Criminal acts are often a source of misconduct allegations for attorneys. Committing fraud or bribery, illicitly obtaining evidence, and coercing testimony are all common ways that an attorney may violate conduct rules while on the job. In addition, any criminal action, whether related to the profession or not, may be ground for misconduct accusations. Since criminal activity can reflect poorly on a person's fitness to act as a lawyer, even wholly unrelated crimes such as domestic abuse or driving under the influence, can result in disciplinary action.
Violations of client/attorney ethics can also be a source of attorney misconduct issues. Conflict of interest cases result when the attorney has a personal interest related to a case that may trump a professional duty; for instance, conflict of interest usually bars attorneys from representing family members. Violating client confidentiality, such as by telling a reporter about a celebrity client's marriage woes, may also constitute a major violation of professional standards and can even result in legal charges in some cases. Sexual or romantic relationships between lawyers and clients are almost always considered attorney misconduct and can result in serious disciplinary measures.
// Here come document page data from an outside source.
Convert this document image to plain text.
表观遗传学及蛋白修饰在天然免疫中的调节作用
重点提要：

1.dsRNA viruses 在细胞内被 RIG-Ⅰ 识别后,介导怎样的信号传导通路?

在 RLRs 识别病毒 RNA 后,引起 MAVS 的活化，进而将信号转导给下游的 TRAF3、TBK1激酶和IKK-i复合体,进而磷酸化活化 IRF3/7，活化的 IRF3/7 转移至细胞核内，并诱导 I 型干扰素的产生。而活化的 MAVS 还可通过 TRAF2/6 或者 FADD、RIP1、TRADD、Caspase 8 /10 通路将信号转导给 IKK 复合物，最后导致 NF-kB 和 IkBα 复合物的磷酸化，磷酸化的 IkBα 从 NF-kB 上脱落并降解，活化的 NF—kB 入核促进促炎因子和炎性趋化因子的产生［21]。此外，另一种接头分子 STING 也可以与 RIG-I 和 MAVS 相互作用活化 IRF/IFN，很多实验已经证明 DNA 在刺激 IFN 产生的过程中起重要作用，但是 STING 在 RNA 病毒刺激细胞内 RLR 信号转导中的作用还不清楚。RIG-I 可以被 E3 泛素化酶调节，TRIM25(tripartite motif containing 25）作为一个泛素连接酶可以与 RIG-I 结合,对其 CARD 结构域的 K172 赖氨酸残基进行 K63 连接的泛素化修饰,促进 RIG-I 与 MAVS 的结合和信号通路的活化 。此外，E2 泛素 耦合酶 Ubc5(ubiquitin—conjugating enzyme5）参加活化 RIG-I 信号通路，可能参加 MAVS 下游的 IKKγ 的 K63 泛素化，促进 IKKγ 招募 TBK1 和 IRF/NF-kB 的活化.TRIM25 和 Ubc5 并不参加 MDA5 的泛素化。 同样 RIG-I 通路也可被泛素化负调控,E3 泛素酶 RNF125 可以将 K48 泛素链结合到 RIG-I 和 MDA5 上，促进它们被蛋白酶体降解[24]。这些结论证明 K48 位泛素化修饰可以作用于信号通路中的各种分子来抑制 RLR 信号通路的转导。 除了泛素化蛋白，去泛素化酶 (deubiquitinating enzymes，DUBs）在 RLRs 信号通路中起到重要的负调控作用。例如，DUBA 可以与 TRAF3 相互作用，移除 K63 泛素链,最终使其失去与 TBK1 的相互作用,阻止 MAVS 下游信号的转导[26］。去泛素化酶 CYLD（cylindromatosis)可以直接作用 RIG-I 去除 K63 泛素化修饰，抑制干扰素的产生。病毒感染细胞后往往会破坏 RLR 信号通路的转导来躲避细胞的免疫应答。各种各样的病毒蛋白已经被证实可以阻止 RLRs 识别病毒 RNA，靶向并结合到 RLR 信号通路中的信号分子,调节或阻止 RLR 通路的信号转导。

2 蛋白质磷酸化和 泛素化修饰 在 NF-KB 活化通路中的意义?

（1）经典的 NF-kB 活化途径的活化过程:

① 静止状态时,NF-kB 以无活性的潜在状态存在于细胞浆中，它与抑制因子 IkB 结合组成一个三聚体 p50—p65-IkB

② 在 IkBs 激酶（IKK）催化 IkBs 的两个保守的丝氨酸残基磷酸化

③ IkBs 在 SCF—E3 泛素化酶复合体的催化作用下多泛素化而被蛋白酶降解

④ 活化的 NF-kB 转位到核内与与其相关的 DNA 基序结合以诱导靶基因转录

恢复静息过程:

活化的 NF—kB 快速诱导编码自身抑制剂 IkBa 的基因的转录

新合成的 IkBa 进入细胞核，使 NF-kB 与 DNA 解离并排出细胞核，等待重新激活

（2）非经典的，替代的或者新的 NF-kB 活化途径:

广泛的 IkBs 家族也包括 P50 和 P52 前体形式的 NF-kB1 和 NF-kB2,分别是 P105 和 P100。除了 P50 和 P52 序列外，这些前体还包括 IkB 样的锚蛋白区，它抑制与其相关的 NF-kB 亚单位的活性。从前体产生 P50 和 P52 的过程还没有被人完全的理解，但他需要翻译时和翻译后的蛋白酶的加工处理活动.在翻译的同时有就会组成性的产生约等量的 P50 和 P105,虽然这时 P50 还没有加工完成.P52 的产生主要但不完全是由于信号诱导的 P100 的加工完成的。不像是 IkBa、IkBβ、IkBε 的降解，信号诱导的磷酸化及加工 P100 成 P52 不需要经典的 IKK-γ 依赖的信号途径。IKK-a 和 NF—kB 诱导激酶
There are a variety of penalties that may be levied for attorney misconduct, in addition to legal penalties for breaking any laws. These penalties may depend on the circumstances, and in some cases may serve only as a warning, rather than a truly punitive measure. The most minor disciplinary action is usually a private letter of concern or reprimand sent by the licensing or ethics board to the attorney. Other penalties include public censure, license suspension, and permanent disbarment. Disbarring a lawyer can render him or her permanently unable to practice in the jurisdiction, and is an extremely severe and rarely invoked penalty which may effectively end a lawyer's career.
@Terrificli -- you are not giving clients enough credit. They may miss some small violations of the code of ethics, but they know if they have been ripped off. The problem is finding the resources to file a complaint against the misbehaving attorney, so educating the general public about how to do that might be a good idea.
By the way, judges are often the ones that turn lawyers in who have broken the code of ethics. Quite often, they feel an obligation to protect the rights of people who are in their courts and will call an unethical lawyer to the carpet in a heartbeat.
A major problem with legal ethics is that attorneys have a duty to turn other lawyers in when they know that ethical rules have been breached. But a lot of attorneys aren't willing to step up and do that. There is a certain stigma attached with ratting out other attorneys, not to mention the attorney who has been complained about might be out for revenge.
The legal community is a close knit one in a lot of areas. The members of that community rarely want to turn each other in because all of those lawyers have to work with each other and burning bridges can make settling cases a difficult task indeed.
Clients who have been wronged can turn their lawyers in for ethical violations, but how many of those clients are sophisticated enough to know what is proper and what is not?